Nocc – A Distributed C++ Compiler by gjvc

Share This Article

Sed ut perspiciatis unde.

nocc propagates a compiler invocation to a remote machine: nocc g++ 1.cpp calls g++ remotely, not locally.

nocc speeds up compilation of large C++ projects: when you have multiple remotes, tons of local jobs are parallelized between them.

But its most significant effort is greatly speeding up re-compilation across build agents in CI/CD and across developers working on the same project:
they use shared remote caches.
Once a cpp file has been compiled, the resulting obj is used by other agents without launching compilation, actually.

nocc easily integrates into any build system, since a build system should only prefix executing commands.

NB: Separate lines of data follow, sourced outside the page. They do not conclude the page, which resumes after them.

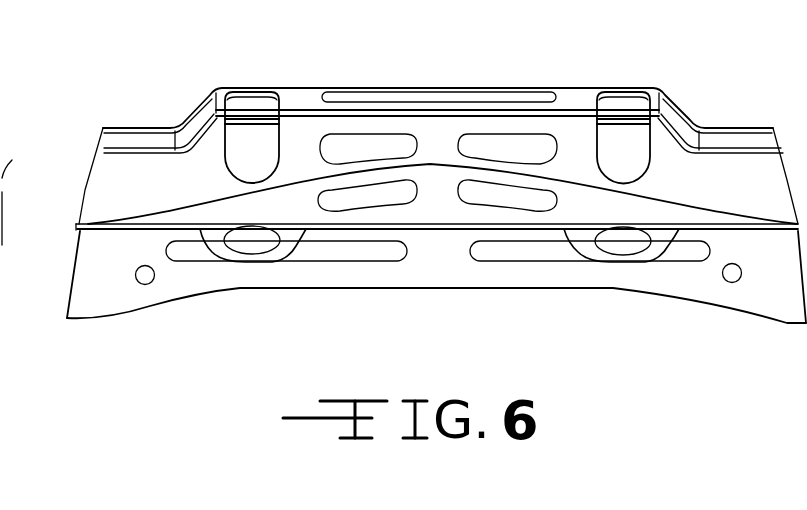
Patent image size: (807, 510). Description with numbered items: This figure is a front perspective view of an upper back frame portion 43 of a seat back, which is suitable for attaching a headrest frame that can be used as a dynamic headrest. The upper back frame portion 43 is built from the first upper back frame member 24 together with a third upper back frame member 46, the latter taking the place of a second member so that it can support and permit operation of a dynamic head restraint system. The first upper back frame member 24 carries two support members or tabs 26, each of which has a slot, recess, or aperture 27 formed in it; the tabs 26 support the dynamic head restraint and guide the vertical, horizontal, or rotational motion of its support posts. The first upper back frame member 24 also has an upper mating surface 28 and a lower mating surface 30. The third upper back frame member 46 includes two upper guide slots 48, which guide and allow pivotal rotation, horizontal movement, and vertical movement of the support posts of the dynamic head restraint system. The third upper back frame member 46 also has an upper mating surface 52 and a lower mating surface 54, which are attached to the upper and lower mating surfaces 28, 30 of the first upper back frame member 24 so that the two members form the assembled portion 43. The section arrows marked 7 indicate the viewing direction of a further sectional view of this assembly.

The section line indicator for FIG. 7 is at (255, 41).
The first upper back frame member 24 is at (403, 226).
The tabs 26 is at (244, 263).
The apertures 27 is at (264, 250).
The upper mating surface 28 is at (358, 88).
The lower mating surface 30 is at (415, 234).
The upper back frame portion 43 is at (435, 181).
The third upper back frame member 46 is at (97, 140).
The upper guide slots 48 is at (259, 91).
The upper mating surface 52 is at (485, 93).
The lower mating surface 54 is at (472, 230).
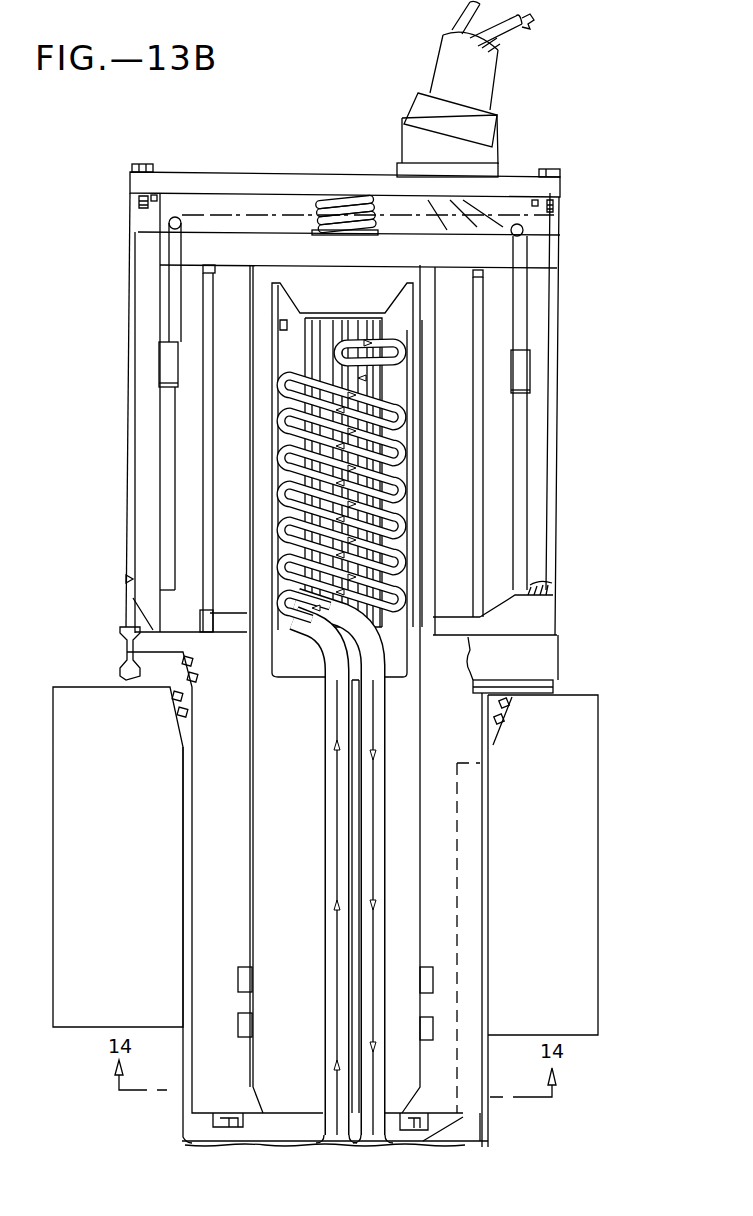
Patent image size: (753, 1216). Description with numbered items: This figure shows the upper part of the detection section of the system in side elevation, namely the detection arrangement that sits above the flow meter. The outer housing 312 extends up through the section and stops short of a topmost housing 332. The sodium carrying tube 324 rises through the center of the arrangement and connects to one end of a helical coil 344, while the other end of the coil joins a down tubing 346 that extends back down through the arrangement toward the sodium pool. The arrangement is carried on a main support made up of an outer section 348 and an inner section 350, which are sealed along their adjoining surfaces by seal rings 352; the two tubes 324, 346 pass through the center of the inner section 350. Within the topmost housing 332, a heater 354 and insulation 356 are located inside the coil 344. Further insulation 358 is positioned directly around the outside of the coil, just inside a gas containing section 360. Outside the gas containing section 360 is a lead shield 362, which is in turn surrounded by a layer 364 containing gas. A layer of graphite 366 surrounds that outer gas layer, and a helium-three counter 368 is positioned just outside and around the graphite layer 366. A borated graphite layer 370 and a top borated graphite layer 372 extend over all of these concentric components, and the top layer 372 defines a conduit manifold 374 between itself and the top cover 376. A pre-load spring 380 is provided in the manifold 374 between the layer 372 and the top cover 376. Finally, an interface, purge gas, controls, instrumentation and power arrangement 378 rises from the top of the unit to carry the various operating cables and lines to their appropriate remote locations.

The reason why nocc was created

nocc was created at VK.com to speed up KPHP compilation.
KPHP is a PHP compiler: it converts PHP sources to C++.
VK.com codebase is huge, for how we have about 150 000 autogenerated cpp files.

Our goal was to greatly improve the performance of the “C++ → binary” step.

Since 2014, we used distcc.
In 2019, we patched distcc to support precompiled headers. That gave us 5x to performance.
In 2021, we decided to implement a distcc replacement. Finally, we got 2x – 9x over the patched version.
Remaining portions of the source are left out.